At the heart of FOLIO is a transparent, community-led governance model. FOLIO isn't owned by a single vendor. Instead, it's governed by the Open Library Foundation, with decision making distributed across community councils covering product direction, technical architecture, and community engagement. Libraries, vendors, and developers all participate, but critically, no single organization controls the roadmap. What that means in practice is that libraries can influence priorities directly, development decisions happen in the open, and long term direction isn't tied to a commercial exit or an acquisition strategy. You can see what's being built, why it's being built, and who's involved in that build. That transparency is a fundamental shift from the traditional proprietary systems where roadmaps are often opaque and non-negotiable.

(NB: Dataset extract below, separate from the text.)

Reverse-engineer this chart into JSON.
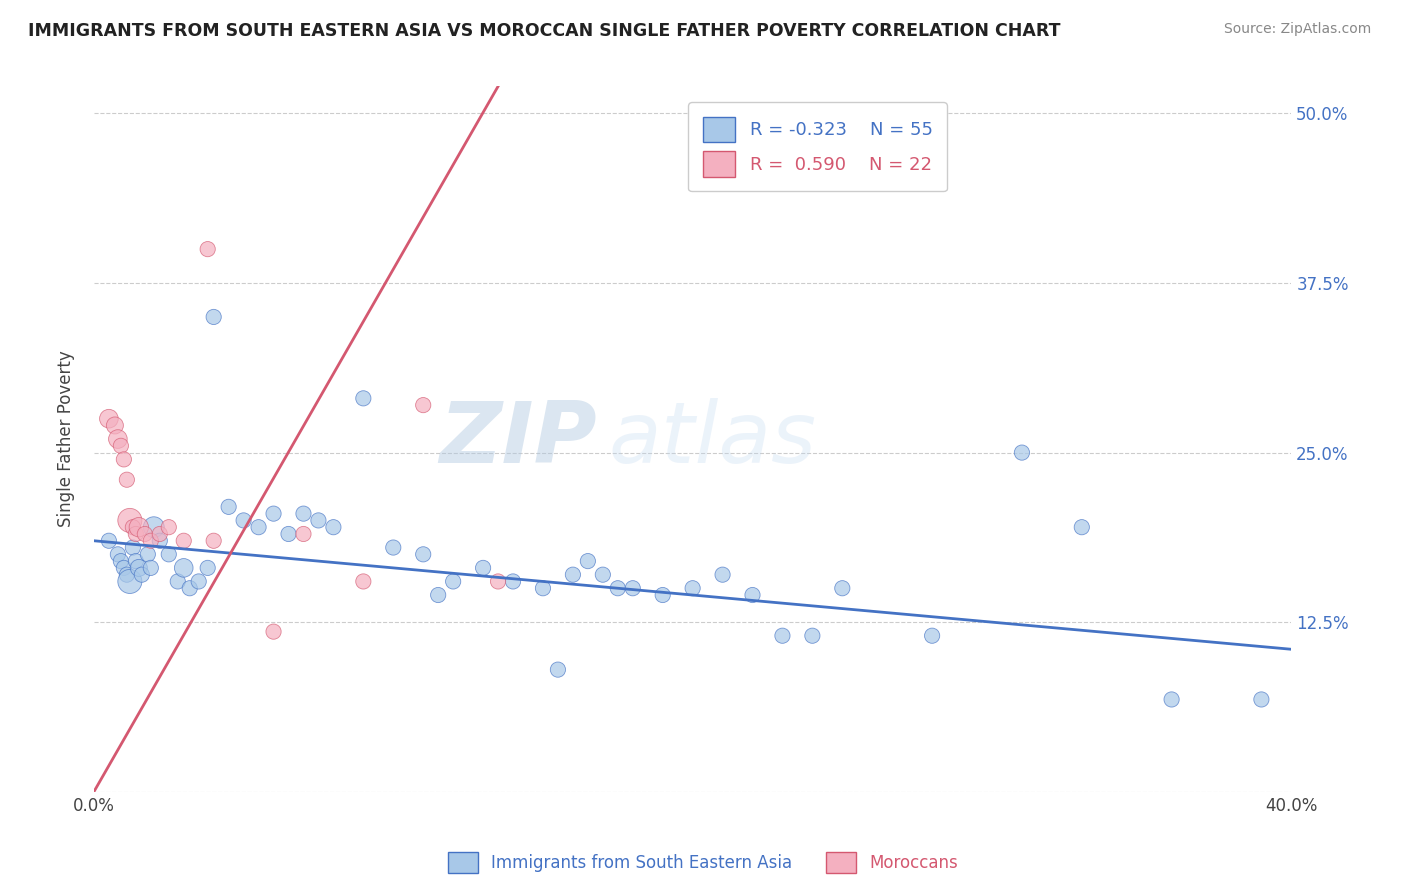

Another key aspect of control is how software evolves. FOLIO runs on a regular, predictable release cycle, with major named releases twice a year, plus frequent bug fix and patch updates in between. For libraries, this has some very practical benefits. Enhancements are incremental rather than disruptive, new functionalities introduced consistently, not in large, risky updates, and nothing forces you into a big bang type of migration every few years because development happens in the open.

Libraries can track features well in advance. They can test early and plan updates around academic calendars and other operational needs. Importantly, hosting vendors like EBSCO take responsibility for managing those updates safely so the libraries get the benefits of innovation without the operational burden.

Vendor neutral is a phrase that gets used a lot, but in FOLIO it has a very specific meaning. It doesn't mean do everything yourself, and it doesn't mean no commercial supply is involved. It means the code base is open and portable. Libraries aren't locked into proprietary data models. They retain the ability to change hosting and support partners over time. And critically, the data remains yours. Your workflows aren't trapped behind closed APIs, and your system isn't dependent on a single company's long term commercial strategy. That's genuine leverage, not just philosophically, but contractually and operationally.

Of course, strong governance and open code alone don't run a library. What matters is how that open source foundation becomes a stable, secure, enterprise-grade platform. And that's where EBSCO comes in. EBSCO hosts, implements, and supports FOLIO at scale, providing resilient, monitored cloud hosting, managing updates, security and performance, delivering professional implementation and ongoing support. EBSCO contributes back actively to the FOLIO community itself, and because EBSCO is so deeply embedded within the community, we help translate real world library needs into sustainable development while ensuring customers have a single, accountable partner. Libraries get the freedom and influence of open source with the confidence of a proven global support organization. It's not open source instead of a vendor relationship, it's open source done with professional accountability.

So when we talk about open source in practice, FOLIO shows what that really means. It means shared governance, predictable transparent development, genuine vendor neutrality, and the option to pair community innovation with enterprise-grade support. Thank you very much for joining me on this very brief FOLIO in 5 session, and I shall look forward to speaking with you in the next one.

Transcripts are generated using a combination of speech recognition software and human transcribers, and may contain errors.